4.Optimization of post pressure sealing system based on imbibition
In theory, the optimal shut-in time can be determined based on the standard of a continuous 3d decline rate of wellhead pressure approaching 0, but this may take a long time and on-site conditions do not allow it, so a relatively compromise solution is needed. Because when the well is initially blocked, the daily pressure drop rate is relatively large, such as greater than 2 MPa/d. But as the lockdown time prolongs, the decrease rate of wellhead pressure gradually slows down, sometimes even below 0.1 MPa/d. Especially when the pressure drops below a certain critical value, the rate of pressure drop also significantly decreases. Sometimes, the pressure drops by 0.1 MPa, which may take more than 10 days or even more than a month. Therefore, a compromise of 0.1 MPa/d can be taken as the optimization basis for the shut in time.
5.Field Test
The in-situ pilot test of the volume fracturing technology for horizontal wells of continental shale oil and gas was conducted in wells A and B of the shale oil and gas horizontal wells. Among them, well A carried out fracturing parameter optimization with the goal of EUR=30000 cubic meters, adopting the main idea of "dense cutting section cluster division, complex fracture creation, and imbibition production increase". A total of 88000 cubic meters of fracturing fluid were pumped, 8600 cubic meters of proppant and 7.5 tons of temporary plugging agent were used. The integrated fracturing fluid system of imbibition and oil displacement was used, and the well was sealed for 15 days according to pressure changes after fracturing. The inverted fracture height after fracturing was 22-26 meters, covering all the production layers (16-23 meters), Realized interlayer fracturing. Well B carried out fracturing parameter optimization with EUR as the goal, and a total of 23 stages of fracturing construction were carried out. 51900 cubic meters of fracturing fluid were pumped, 3250 cubic meters of proppant were used, and 2.4 tons of temporary plugging agent were used. After fracturing, the well was sealed for 20 days according to the pressure changes. After fracturing, the inversion of the fracture height was 17-20 meters, covering the main production layer (15-19 meters), achieving good transformation results.
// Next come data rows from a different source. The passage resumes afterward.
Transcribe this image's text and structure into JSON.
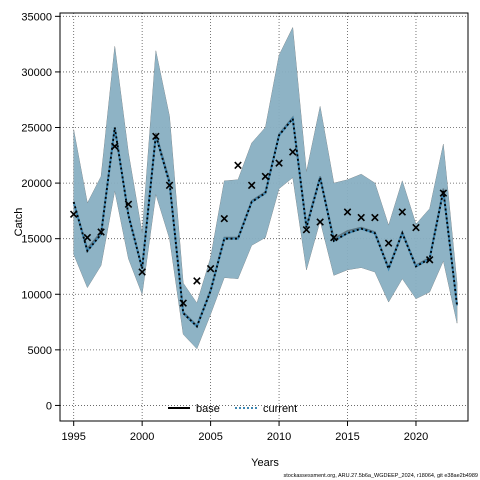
{
  "chart_data": {
    "type": "line",
    "xlabel": "Years",
    "ylabel": "Catch",
    "xlim": [
      1994.0,
      2023.8
    ],
    "ylim": [
      -1400,
      35300
    ],
    "x_ticks": [
      "1995",
      "2000",
      "2005",
      "2010",
      "2015",
      "2020"
    ],
    "y_ticks": [
      "0",
      "5000",
      "10000",
      "15000",
      "20000",
      "25000",
      "30000",
      "35000"
    ],
    "grid": true,
    "legend_position": "bottom-center",
    "footnote": "stockassessment.org, ARU.27.5b6a_WGDEEP_2024, r18064, git e38ae2b4989",
    "colors": {
      "base_band": "#8c8c8c",
      "current_band": "#87b5cc",
      "current_line": "#3f88b3",
      "base_line": "#000000",
      "observed": "#000000"
    },
    "years": [
      1995,
      1996,
      1997,
      1998,
      1999,
      2000,
      2001,
      2002,
      2003,
      2004,
      2005,
      2006,
      2007,
      2008,
      2009,
      2010,
      2011,
      2012,
      2013,
      2014,
      2015,
      2016,
      2017,
      2018,
      2019,
      2020,
      2021,
      2022,
      2023
    ],
    "series": [
      {
        "name": "base",
        "line_style": "solid",
        "values": [
          18300,
          14100,
          15600,
          25000,
          17200,
          12400,
          24500,
          20200,
          8400,
          7200,
          10400,
          15100,
          15100,
          18400,
          19200,
          24400,
          25900,
          16200,
          20600,
          15000,
          15700,
          16000,
          15600,
          12400,
          15600,
          12600,
          13300,
          19500,
          9000
        ],
        "lower": [
          13600,
          10600,
          12600,
          19300,
          13200,
          10000,
          19000,
          15000,
          6400,
          5100,
          8200,
          11500,
          11400,
          14400,
          15100,
          19500,
          20500,
          12200,
          16600,
          11700,
          12200,
          12400,
          12000,
          9300,
          11400,
          9600,
          10200,
          13000,
          7400
        ],
        "upper": [
          24800,
          18200,
          20600,
          32300,
          22700,
          15500,
          31900,
          26000,
          11000,
          9200,
          13300,
          20200,
          20300,
          23600,
          25000,
          31500,
          34000,
          21000,
          26900,
          20000,
          20300,
          20800,
          20000,
          16200,
          20200,
          16300,
          17700,
          23500,
          11000
        ]
      },
      {
        "name": "current",
        "line_style": "dotted",
        "values": [
          18300,
          13900,
          15400,
          25000,
          17100,
          12300,
          24300,
          20000,
          8300,
          7100,
          10300,
          15000,
          15000,
          18300,
          19100,
          24300,
          25800,
          16000,
          20500,
          14800,
          15500,
          15900,
          15500,
          12300,
          15500,
          12500,
          13200,
          19300,
          9000
        ],
        "lower": [
          13600,
          10600,
          12600,
          19300,
          13200,
          10000,
          19000,
          15000,
          6400,
          5100,
          8200,
          11500,
          11400,
          14400,
          15100,
          19500,
          20500,
          12200,
          16600,
          11700,
          12200,
          12400,
          12000,
          9300,
          11400,
          9600,
          10200,
          13000,
          7400
        ],
        "upper": [
          24800,
          18200,
          20600,
          32300,
          22700,
          15500,
          31900,
          26000,
          11000,
          9200,
          13300,
          20200,
          20300,
          23600,
          25000,
          31500,
          34000,
          21000,
          26900,
          20000,
          20300,
          20800,
          20000,
          16200,
          20200,
          16300,
          17700,
          23500,
          11000
        ]
      }
    ],
    "observed": {
      "marker": "x",
      "years": [
        1995,
        1996,
        1997,
        1998,
        1999,
        2000,
        2001,
        2002,
        2003,
        2004,
        2005,
        2006,
        2007,
        2008,
        2009,
        2010,
        2011,
        2012,
        2013,
        2014,
        2015,
        2016,
        2017,
        2018,
        2019,
        2020,
        2021,
        2022
      ],
      "values": [
        17200,
        15100,
        15600,
        23300,
        18100,
        12000,
        24200,
        19800,
        9200,
        11200,
        12300,
        16800,
        21600,
        19800,
        20600,
        21800,
        22800,
        15800,
        16500,
        15100,
        17400,
        16900,
        16900,
        14600,
        17400,
        16000,
        13100,
        19100
      ]
    }
  }
}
6.Conclusions and Recommendations
1).The study proposed a volume fracturing technology for horizontal wells of continental shale oil and gas, which mainly includes reservoir compressibility evaluation, optimization of fracturing parameters, optimization of fracturing process parameters, integrated fracturing fluid for imbibition and oil displacement, and optimization of well sealing time.
2).The on-site test results indicate that the interlayer volume fracturing technology for continental shale oil and gas horizontal wells has good adaptability, pertinence, and operability, and can effectively cover the fracture height of multi layered continental shale oil and gas reservoirs.
3).To achieve true interlayer volume fracturing, it is necessary to strengthen the integration of geology engineering and drilling and fracturing.